Tema deixado de escanteio desde o final de 2021, a reforma administrativa começa a retornar à pauta. O presidente da Câmara, Arthur Lira, tem tratado do assunto nas últimas semanas, dizendo que considera uma das prioridades da Casa na segunda metade do ano, após a apreciação da reformulação do sistema tributário e do novo marco fiscal no primeiro semestre. Depois da votação de outras matérias de grande relevância em anos anteriores, como a trabalhista e a da Previdência, é a reforma estruturante que falta avançar. Seria uma modernização importante para o país. O texto, aprovado pela comissão especial há quase dois anos, está apto para ir a plenário.
É voltada a dar maior produtividade aos serviços públicos prestados à população, com racionalização de gastos
Para relembrar, a reforma administrativa é uma espécie de reorganização da política de RH do Estado brasileiro, com novas regras para contratar, promover, remunerar e demitir servidores. É voltada a dar maior produtividade aos serviços públicos prestados à população, com racionalização de gastos. E complementa a reforma tributária, agora em análise pelo Senado.
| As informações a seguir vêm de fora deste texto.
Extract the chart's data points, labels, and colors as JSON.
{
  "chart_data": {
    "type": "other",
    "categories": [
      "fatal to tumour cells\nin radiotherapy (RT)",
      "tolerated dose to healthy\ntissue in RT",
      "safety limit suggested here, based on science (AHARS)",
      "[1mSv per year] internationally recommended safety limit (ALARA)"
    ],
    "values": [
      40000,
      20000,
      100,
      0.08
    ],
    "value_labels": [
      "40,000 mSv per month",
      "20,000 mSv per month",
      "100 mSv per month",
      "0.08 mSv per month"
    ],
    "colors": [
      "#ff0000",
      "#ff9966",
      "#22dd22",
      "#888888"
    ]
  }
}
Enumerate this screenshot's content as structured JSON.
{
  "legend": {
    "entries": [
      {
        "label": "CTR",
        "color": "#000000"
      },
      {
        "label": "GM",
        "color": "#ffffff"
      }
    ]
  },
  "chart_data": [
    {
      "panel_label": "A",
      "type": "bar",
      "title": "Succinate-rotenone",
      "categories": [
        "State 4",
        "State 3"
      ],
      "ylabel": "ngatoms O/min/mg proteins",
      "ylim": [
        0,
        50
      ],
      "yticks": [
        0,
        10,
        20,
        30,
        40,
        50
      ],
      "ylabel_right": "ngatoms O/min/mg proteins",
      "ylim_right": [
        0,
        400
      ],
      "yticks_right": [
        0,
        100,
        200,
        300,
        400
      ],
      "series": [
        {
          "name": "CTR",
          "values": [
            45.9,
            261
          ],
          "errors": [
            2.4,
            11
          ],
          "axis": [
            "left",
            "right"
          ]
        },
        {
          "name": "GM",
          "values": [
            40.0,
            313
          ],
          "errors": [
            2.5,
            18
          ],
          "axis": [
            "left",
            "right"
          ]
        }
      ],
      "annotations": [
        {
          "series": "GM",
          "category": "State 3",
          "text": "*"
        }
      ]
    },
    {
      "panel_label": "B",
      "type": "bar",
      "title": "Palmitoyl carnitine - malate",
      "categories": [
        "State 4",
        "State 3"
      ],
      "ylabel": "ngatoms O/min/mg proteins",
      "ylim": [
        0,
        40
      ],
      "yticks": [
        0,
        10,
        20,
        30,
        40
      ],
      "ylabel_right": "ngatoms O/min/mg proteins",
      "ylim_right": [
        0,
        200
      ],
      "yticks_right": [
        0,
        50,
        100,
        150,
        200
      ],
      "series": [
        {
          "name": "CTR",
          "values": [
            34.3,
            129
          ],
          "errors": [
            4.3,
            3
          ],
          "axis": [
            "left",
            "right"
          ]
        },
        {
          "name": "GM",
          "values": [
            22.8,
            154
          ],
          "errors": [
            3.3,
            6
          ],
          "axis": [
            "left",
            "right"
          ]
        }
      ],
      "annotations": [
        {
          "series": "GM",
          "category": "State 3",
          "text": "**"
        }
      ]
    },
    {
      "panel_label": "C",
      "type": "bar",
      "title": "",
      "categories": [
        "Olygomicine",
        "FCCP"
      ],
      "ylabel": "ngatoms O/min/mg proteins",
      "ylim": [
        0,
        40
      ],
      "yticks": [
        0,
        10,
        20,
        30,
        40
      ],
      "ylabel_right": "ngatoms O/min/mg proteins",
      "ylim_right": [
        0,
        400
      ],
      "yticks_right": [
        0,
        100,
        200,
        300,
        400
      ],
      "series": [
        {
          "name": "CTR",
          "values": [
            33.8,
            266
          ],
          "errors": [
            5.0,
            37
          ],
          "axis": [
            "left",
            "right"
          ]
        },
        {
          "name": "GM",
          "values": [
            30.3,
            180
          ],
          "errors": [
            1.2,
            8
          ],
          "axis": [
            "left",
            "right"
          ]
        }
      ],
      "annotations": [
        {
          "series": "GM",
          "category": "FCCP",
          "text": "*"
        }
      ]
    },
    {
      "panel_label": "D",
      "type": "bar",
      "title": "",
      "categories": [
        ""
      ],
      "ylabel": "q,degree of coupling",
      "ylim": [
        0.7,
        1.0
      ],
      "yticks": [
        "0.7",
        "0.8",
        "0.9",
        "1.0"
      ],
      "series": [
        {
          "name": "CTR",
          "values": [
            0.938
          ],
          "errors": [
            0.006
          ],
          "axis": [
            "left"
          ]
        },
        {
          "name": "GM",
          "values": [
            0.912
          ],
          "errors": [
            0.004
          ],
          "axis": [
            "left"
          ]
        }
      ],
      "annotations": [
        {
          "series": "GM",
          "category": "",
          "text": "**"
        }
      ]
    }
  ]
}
Um dos objetivos da iniciativa é revisar alguns privilégios e penduricalhos que, volta e meia, chocam os cidadãos. Mas, como todo tema complexo no Brasil, tende a não ter um texto final ideal, mas o possível, a partir das negociações e multiplicidades de pressões e interesses. A versão atual da proposta, que consta na PEC 32/20, aprovada em setembro de 2021 na comissão especial, prevê, por exemplo, o fim das férias superiores a 30 dias, mas é um privilégio mantido para a cúpula do Judiciário e do Ministério Público. Ainda há tempo, nas tratativas que antecedem a votação no plenário, de rever esse tipo de vantagem.
O texto atual prevê pontos como redução de jornada e de salários em até 25% em períodos de crise fiscal, permissão para o poder público firmar contratos temporários por até 10 anos e possibilidade de desligamento de servidores após duas avaliações consecutivas ou três intercaladas de desempenho consideradas insatisfatórias. São formas de corrigir desigualdades em relação à iniciativa privada. Ainda será preciso algum cuidado para evitar situações como perseguição política a servidores. Como mostrou o período da pandemia, há funções que têm justificativas para manter prerrogativas que as protejam de assédio no exercício de suas atribuições.
É natural que exista resistência das corporações contra as mudanças. Deve ser lembrado, porém, que as alterações de regras valerão apenas para os futuros servidores, e não para os atuais, que mantêm os seus direitos. Supõe-se ainda que, pela ligação histórica com o funcionalismo, o governo do PT tende a não ser um entusiasta da reforma. Mas não seria a primeira vez que o parlamento faz um avanço sem o esforço do Palácio do Planalto. Na da Previdência, o Executivo também pouco se empenhou. Caberá aos deputados e senadores dar esse novo passo rumo à modernização do Estado e à economia de recursos. Diferentes cálculos estimam uma redução de gastos de pelo menos R$ 130 bilhões em 10 anos.
É preciso atentar que, em anos eleitorais, como 2024, temas mais espinhosos tendem a não andar no Congresso. O segundo semestre de 2023, assim, surge como janela de oportunidade. Também porque Arthur Lira, protagonista na aprovação da reforma tributária, parece não querer ser lembrado no futuro apenas como regente do centrão, mas por um legado reformista à frente da Câmara.